Gosh am I slow on the uptake! Here I am in an unseasonably cold Vancouver, BC winter, each night placing kindling under the larger fire logs to ensure they’ll ignite. I just looked for a definition of kindle and find “kindled – ignited: set afire; ‘the ignited paper’; ‘a kindled fire.'”

So is that the story, Mr. Jeff Bezos at Amazon.com? Your Kindle is designed so that we might use our printed books as kindling to get our fireplaces roaring, and your sales roaring at a similar pace?

Somehow this all came to mind as I began reading the marvelous “The Professor and the Madman: A Tale of Murder, Insanity, and the Making of the Oxford English Dictionary.

It’s a very fine book, not just as a narrative, but as an example of “book as book.” Even in paperback it contains a preface, a postscript, an author’s note, acknowledgments and a very informed “Suggestions for Further Reading.”

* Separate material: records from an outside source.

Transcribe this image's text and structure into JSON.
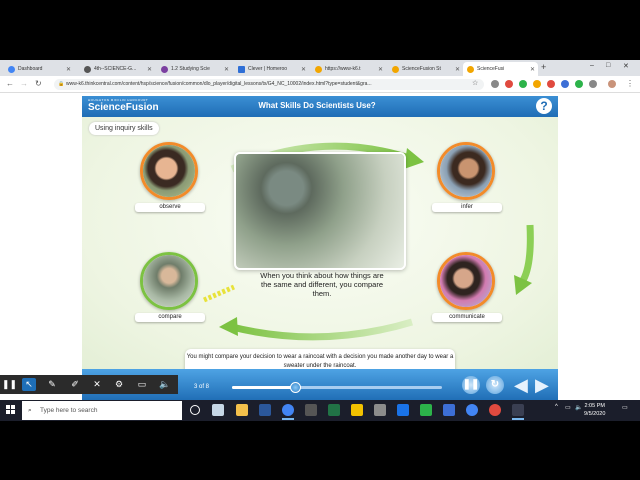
{
  "colors": {
    "brand_blue": "#1f6db5",
    "accent_orange": "#f28b2a",
    "accent_green": "#7cc242",
    "taskbar": "#1b1e2b"
  },
  "browser": {
    "tabs": [
      {
        "label": "Dashboard",
        "icon": "google-icon",
        "color": "#4285f4"
      },
      {
        "label": "4th--SCIENCE-G...",
        "icon": "page-icon",
        "color": "#555"
      },
      {
        "label": "1.2 Studying Scie",
        "icon": "page-icon",
        "color": "#7b3fa0"
      },
      {
        "label": "Clever | Homeroo",
        "icon": "clever-icon",
        "color": "#2f6fd6"
      },
      {
        "label": "https://www-k6.t",
        "icon": "page-icon",
        "color": "#f2a600"
      },
      {
        "label": "ScienceFusion St",
        "icon": "page-icon",
        "color": "#f2a600"
      },
      {
        "label": "ScienceFusi",
        "icon": "page-icon",
        "color": "#f2a600"
      }
    ],
    "url": "www-k6.thinkcentral.com/content/hsp/science/fusion/common/dlo_player/digital_lessons/tx/G4_NC_10002/index.html?type=student&gra..."
  },
  "app": {
    "logo": "ScienceFusion",
    "logo_sub": "HOUGHTON MIFFLIN HARCOURT",
    "title": "What Skills Do Scientists Use?",
    "help": "?",
    "section_label": "Using inquiry skills",
    "skills": {
      "observe": "observe",
      "infer": "infer",
      "compare": "compare",
      "communicate": "communicate"
    },
    "caption": "When you think about how things are the same and different, you compare them.",
    "info": "You might compare your decision to wear a raincoat with a decision you made another day to wear a sweater under the raincoat.",
    "page": "3 of 8",
    "progress": 0.3
  },
  "taskbar": {
    "search_placeholder": "Type here to search",
    "time": "2:05 PM",
    "date": "9/5/2020"
  }
}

The colophon informs that it was set in three typefaces. I ordinarily rail against the use of multiple typefaces in books primarily of text, yet this volume uses the three faces very effectively. It also includes a modicum of informative and amusing line-drawings.

There is not as yet a Kindle version available. I’m not surprised.

OK: I’m still a curmudgeon on e-books. Buy this book, and hold it in your hands. Get an electronic version when it becomes available. Then ask yourself: Which version do I most enjoy?